A New Year for Reconciliation Despite Trump-Clinton Slug-Fest (Guest Blog)

Rabbi David Baron of Beverly Hills Temple of the Arts calls for healing during “era of partisan rancor”

This is a company town. As rabbi to a very entertainment-industry centric congregation, I am often called by film makers and entertainment executives to consult on projects, or to weigh in on disputes. We are really no different than other communities whose orbit and attraction pulls from a common interest. Because our business is communication, we often lose site of the power that our words and images have, especially during these times of social media turmoil.

There are so many divided families and longtime friendships being torn apart over, you guessed it, politics. The depth of disdain for each candidate has led to unprecedented levels of incivility. I just returned from London where one commentator called our election “the evil of two lessers.”

In 2006, then Senator Hillary Clinton spoke at our Temple of the Arts Yom Kippur service on the topic “How I Learned the Lessons of Forgiveness.” She threw aside her prepared text and spoke from the heart. Despite past Clinton scandals, even Republicans were moved. While she did not directly address her fractured relationship with her husband, she did reference the power of forgiveness which we will all have to learn to exercise after this contentious election is in the history books.

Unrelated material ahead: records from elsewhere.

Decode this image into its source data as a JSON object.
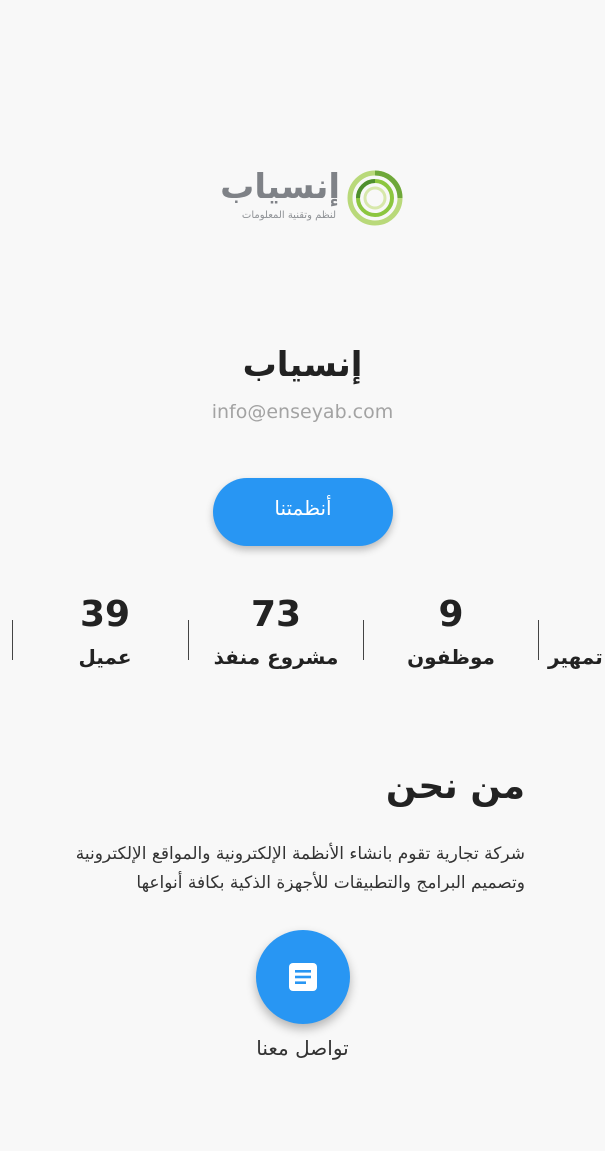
{
  "logo": {
    "wordmark": "إنسياب",
    "tagline": "لنظم وتقنية المعلومات"
  },
  "company": {
    "name": "إنسياب",
    "email": "info@enseyab.com"
  },
  "systems_button": {
    "label": "أنظمتنا"
  },
  "stats": {
    "items": [
      {
        "value": "39",
        "label": "عميل"
      },
      {
        "value": "73",
        "label": "مشروع منفذ"
      },
      {
        "value": "9",
        "label": "موظفون"
      }
    ],
    "partial_label": "تمهير"
  },
  "about": {
    "title": "من نحن",
    "text": "شركة تجارية تقوم بانشاء الأنظمة الإلكترونية والمواقع الإلكترونية وتصميم البرامج والتطبيقات للأجهزة الذكية بكافة أنواعها"
  },
  "contact": {
    "label": "تواصل معنا",
    "icon": "document-icon"
  },
  "colors": {
    "primary": "#2896f3",
    "background": "#f8f8f8",
    "logo_green": "#8cc63f",
    "logo_gray": "#7f8287"
  }
}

There is much at stake for our nation’s future and the passions understandably run deep. Last Yom Kippur, U.S. Supreme Court Justice Stephen Breyer came up to the Bimah for an Aliyah and it reminded us of how a new president will impact the future of the nation’s highest court. As a people that treasures justice and the rule of law we recall how the Nazis corrupted the judiciary early on to enforce its nefarious Nuremberg Laws.

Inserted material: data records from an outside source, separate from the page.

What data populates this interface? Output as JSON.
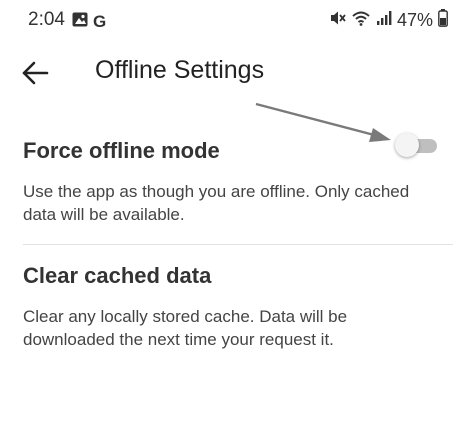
{
  "status_bar": {
    "time": "2:04",
    "notification_icons": [
      "image-icon",
      "google-g-icon"
    ],
    "google_letter": "G",
    "system_icons": [
      "mute-icon",
      "wifi-icon",
      "signal-icon",
      "battery-icon"
    ],
    "battery": "47%"
  },
  "app_bar": {
    "back_icon": "arrow-left-icon",
    "title": "Offline Settings"
  },
  "settings": [
    {
      "title": "Force offline mode",
      "description": "Use the app as though you are offline. Only cached data will be available.",
      "toggle_on": false
    },
    {
      "title": "Clear cached data",
      "description": "Clear any locally stored cache. Data will be downloaded the next time your request it."
    }
  ],
  "colors": {
    "annotation_arrow": "#7a7a7a",
    "toggle_track_off": "#bfbfbf",
    "divider": "#e3e3e3"
  }
}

Can we believe that a responsible president will place partisan politics aside and select the candidate best suited for the high court? Sadly, in this era of partisan rancor it’s one of numerous questions to ponder. Many believe that evangelists have their own narrow agenda and ask, “Can a devout Christian’s proclaiming support for Israel really be trusted?”

Last year, I had Shabbat dinner in Jerusalem with Governor Mike Pence, his family and 20 elite Israeli soldiers. The governor, now a vice presidential candidate, was unequivocal in expressing his support for Israel. As for his running mate, what can one say? Incendiary bigoted statements, Jewish grandchildren notwithstanding, are beneath the dignity of the office and diminish our ability to engage in a focused discussion of the issues.

I am pleased to see a change in tone and demeanor taking place let’s hope it lasts. There is a Jewish practice many observe during these days which is referred to as “seeking forgiveness” (Levakesh Mechilah). One goes to the neighbors and friends and declares “if I have done or said anything in the past year to offend you I am sorry.” When approached in this manner we are required to accept the apology.

So many have shared with me how taking this first step and opening the door by email or text greeting for the New Year has brought about a new dialogue. Not every hurt can be assuaged so easily but this practice importantly initiates rapprochement and puts us on the right path. Maybe it can become our post-election healing template in that reconciliation, while required during this time of year, is open to us all year long.

We will vote in November and return to our post-election critiques and analyses. Can we do so with common decency? Our sages remind us “Derech Eretz Kadma Letorah” — common decency in our conversation and in our behavior precedes even Torah.

L’Shana Tova, a strife-free new year of reconciliation, healing and peace.